[PythonCAD] newb - closed polyline

Art Haas ahaas at airmail.net
Thu May 10 22:03:31 CEST 2007

On Thu, May 10, 2007 at 09:09:25AM -0700, Carl Trachte wrote:
> I've got the latest source from the subversion repository and I'm using it
> with Python 2.4 in Cygwin.
> What I can do is draw an open polyline, then draw a segment that snaps to
> the two polyline endpoints (the snap works as you, Art, described, and
> colors the snapped point location box a different color than the other
> points - in my case it's default blue versus default yellow).
> What I haven't yet figured out is how to make the segment part of the
> polyline.

Right now you can't. There isn't a way (yet) to combine the two entities
into a single polyline.

I've also poked around the code and know why the behavior you've
described happens. The code for drawing the Polylines is in the
'gtkentities.py' file, specifically the polyline_button_press_cb()
function. There is a test to see if a point is found near the x/y
coordinates where the mouse was clicked. When the polyline is being
created, though, any new point being added to Layer for the polyline
doesn't get created until after the final mouse click happens, so
the test "fails" in that the soon-to-be added point doesn't yet exist. A
possible fix is to examine the coordinates of the to-be-created
Polyline and see if the latest mouseclick lands near enough so that
those coordinates will be used.

> Thancad (a Tkinter based Python CAD app) was actually designed for this sort
> of thing.  I corresponded with its author briefly.  It's not a bad tool for
> what I'm doing, but development on it has, as far as I know, stopped back in
> 2004.

I'd heard of this program but haven't followed it.

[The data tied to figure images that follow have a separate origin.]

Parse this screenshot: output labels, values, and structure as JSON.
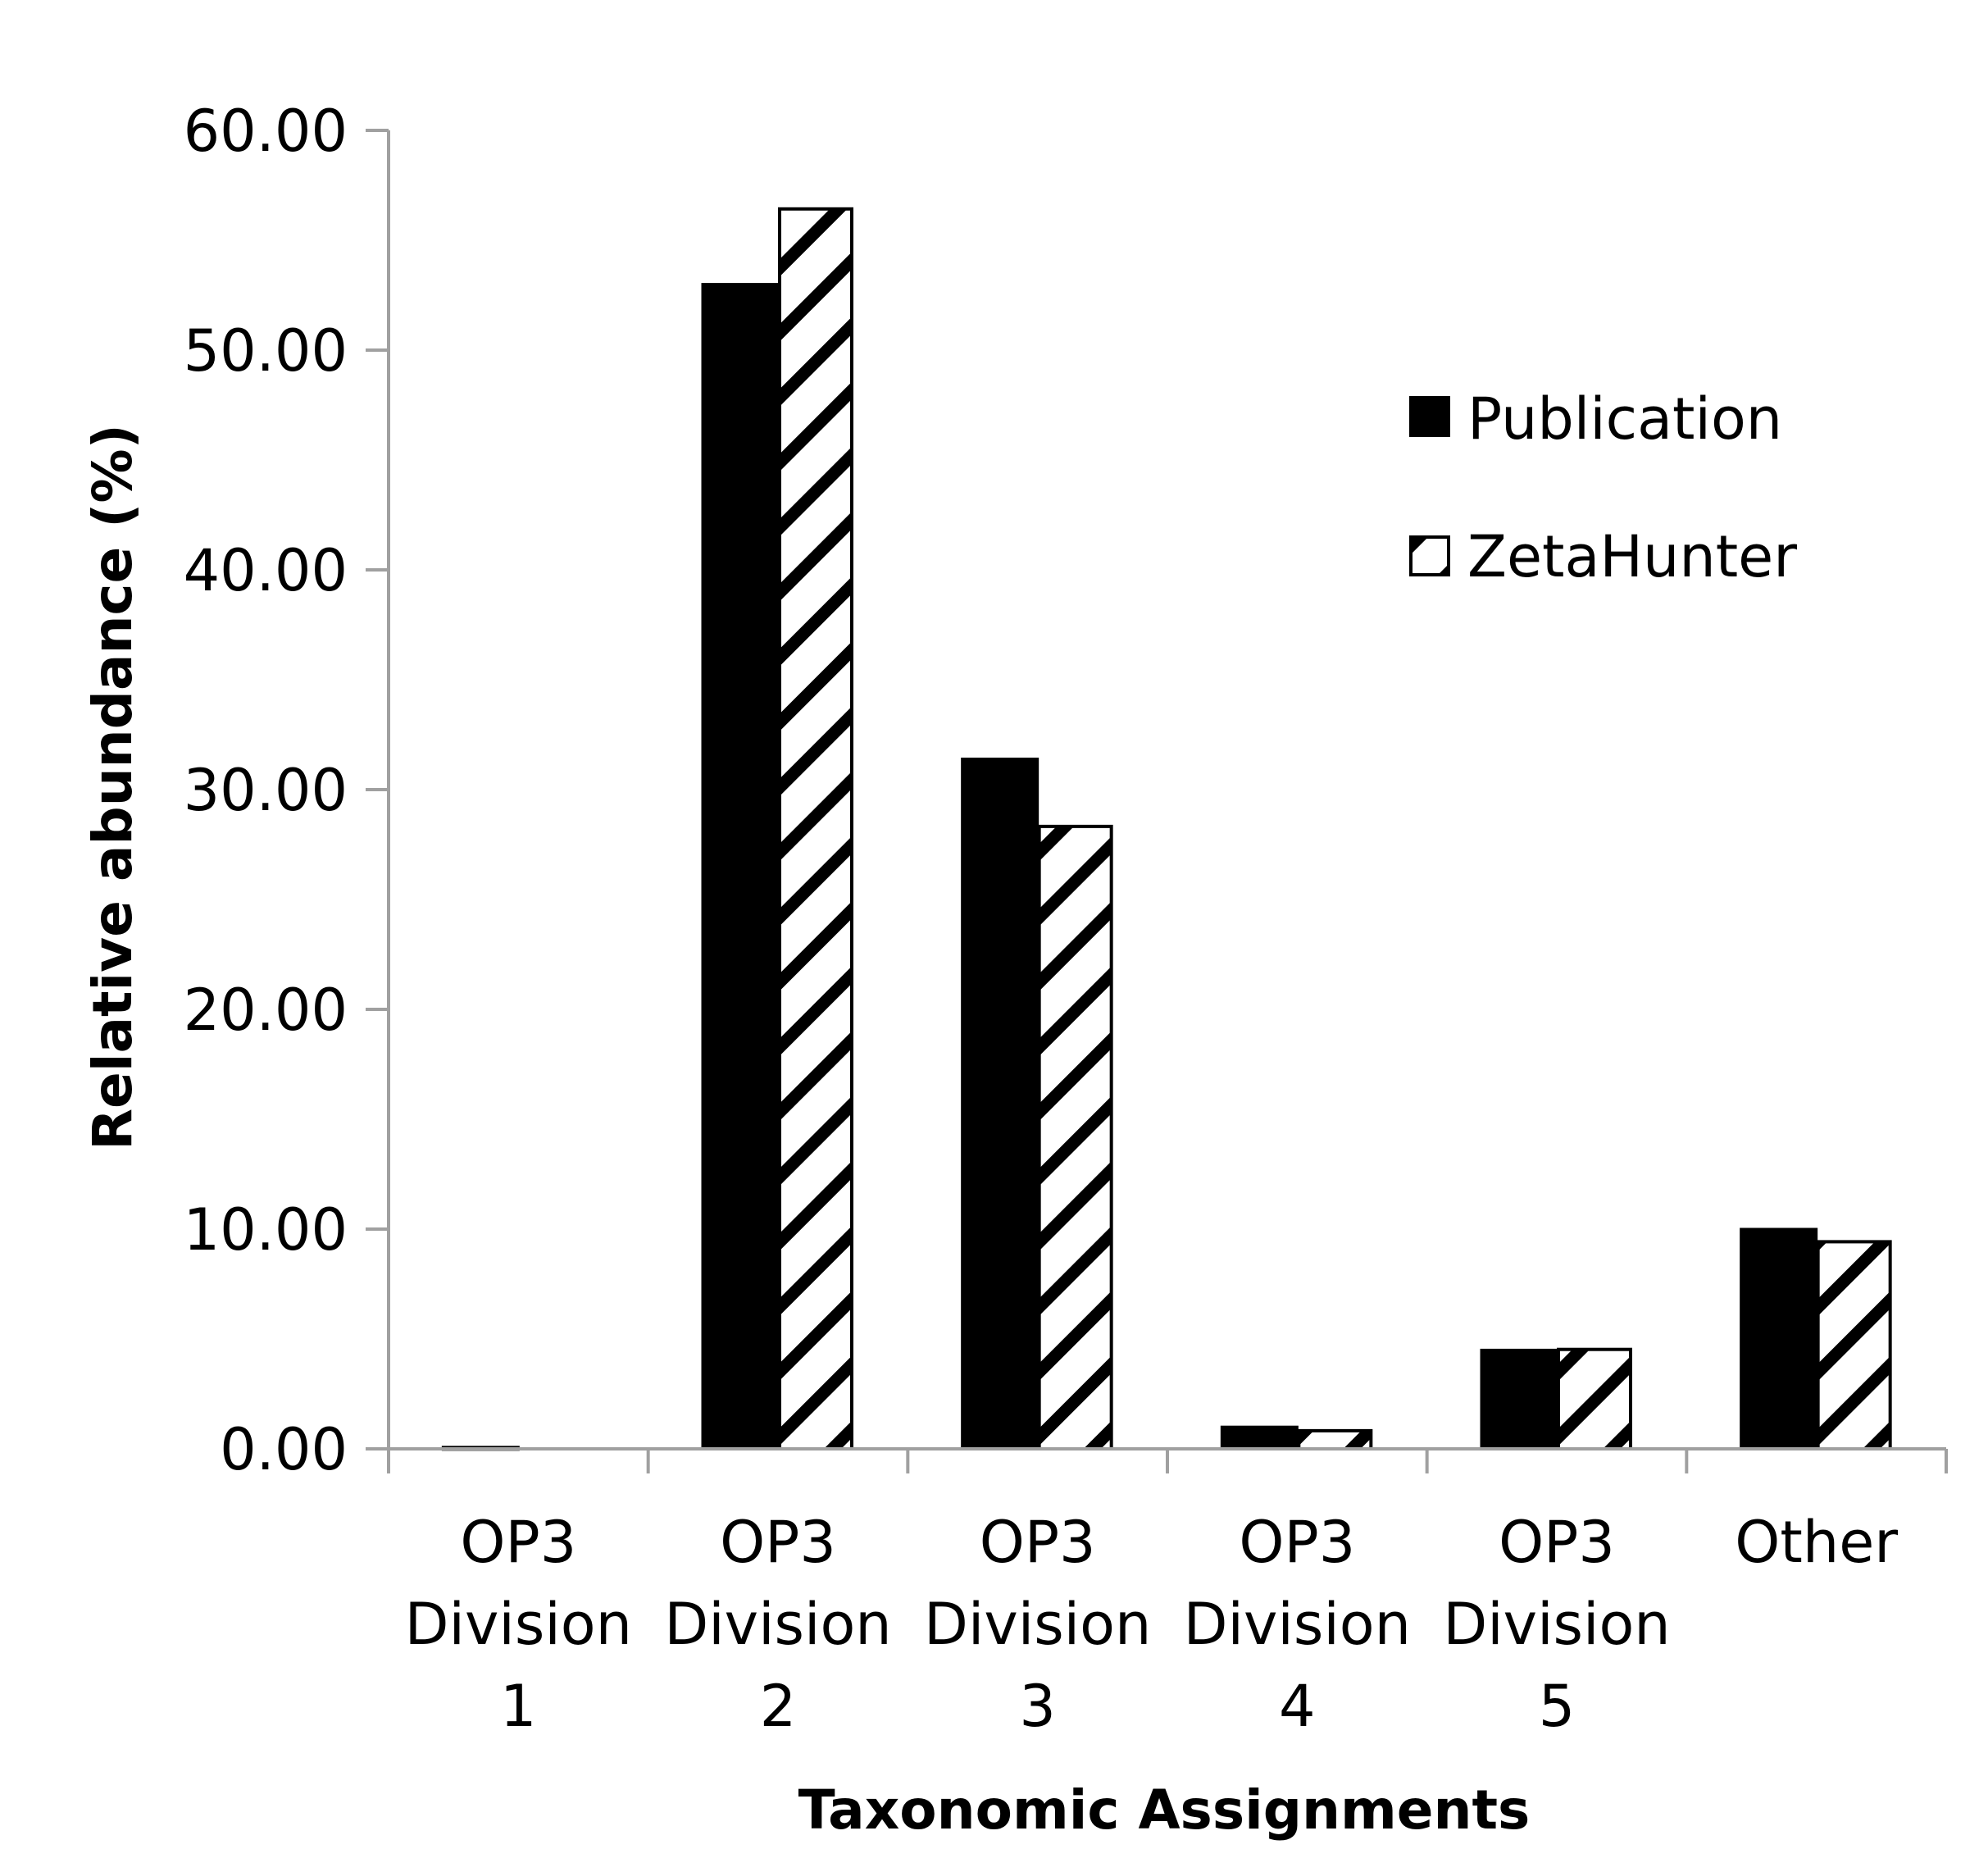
{
  "chart_data": {
    "type": "bar",
    "title": "",
    "xlabel": "Taxonomic Assignments",
    "ylabel": "Relative abundance (%)",
    "ylim": [
      0,
      60
    ],
    "yticks": [
      "0.00",
      "10.00",
      "20.00",
      "30.00",
      "40.00",
      "50.00",
      "60.00"
    ],
    "ytick_values": [
      0,
      10,
      20,
      30,
      40,
      50,
      60
    ],
    "categories": [
      [
        "OP3",
        "Division",
        "1"
      ],
      [
        "OP3",
        "Division",
        "2"
      ],
      [
        "OP3",
        "Division",
        "3"
      ],
      [
        "OP3",
        "Division",
        "4"
      ],
      [
        "OP3",
        "Division",
        "5"
      ],
      [
        "Other"
      ]
    ],
    "series": [
      {
        "name": "Publication",
        "pattern": "solid",
        "color": "#000000",
        "values": [
          0.08,
          53.0,
          31.4,
          1.0,
          4.5,
          10.0
        ]
      },
      {
        "name": "ZetaHunter",
        "pattern": "diagonal-hatch",
        "color": "#000000",
        "values": [
          0.0,
          56.5,
          28.4,
          0.9,
          4.6,
          9.5
        ]
      }
    ],
    "grid": false,
    "legend_position": "top-right",
    "axis_color": "#a0a0a0"
  }
}
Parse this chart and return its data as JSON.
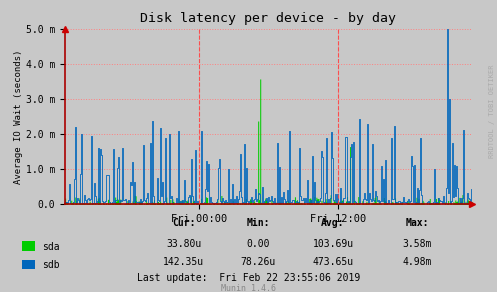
{
  "title": "Disk latency per device - by day",
  "ylabel": "Average IO Wait (seconds)",
  "xlabel_ticks": [
    "Fri 00:00",
    "Fri 12:00"
  ],
  "xlabel_ticks_pos": [
    0.33,
    0.67
  ],
  "ylim": [
    0,
    0.005
  ],
  "yticks": [
    0.0,
    0.001,
    0.002,
    0.003,
    0.004,
    0.005
  ],
  "ytick_labels": [
    "0.0",
    "1.0 m",
    "2.0 m",
    "3.0 m",
    "4.0 m",
    "5.0 m"
  ],
  "bg_color": "#C8C8C8",
  "plot_bg_color": "#C8C8C8",
  "grid_color": "#FF8080",
  "sda_color": "#00CC00",
  "sdb_color": "#0066BB",
  "vline_color": "#FF0000",
  "vline_positions": [
    0.33,
    0.67
  ],
  "stats_header": [
    "Cur:",
    "Min:",
    "Avg:",
    "Max:"
  ],
  "stats_sda": [
    "33.80u",
    "0.00",
    "103.69u",
    "3.58m"
  ],
  "stats_sdb": [
    "142.35u",
    "78.26u",
    "473.65u",
    "4.98m"
  ],
  "last_update": "Last update:  Fri Feb 22 23:55:06 2019",
  "munin_label": "Munin 1.4.6",
  "rrdtool_label": "RRDTOOL / TOBI OETIKER",
  "n_points": 400
}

> Is this the sort of thing worth trying to incorporate into PythonCAD, or is
> PythonCAD's audience less of a GIS crowd, and more of a circuit board
> drawing group?

I'm hoping that PythonCAD eventually appeals to any and every crowd
needing CAD software.

> Thanks for suffering more questions.

No problem. Keep 'em coming.

Man once surrendering his reason, has no remaining guard against absurdities
the most monstrous, and like a ship without rudder, is the sport of every wind.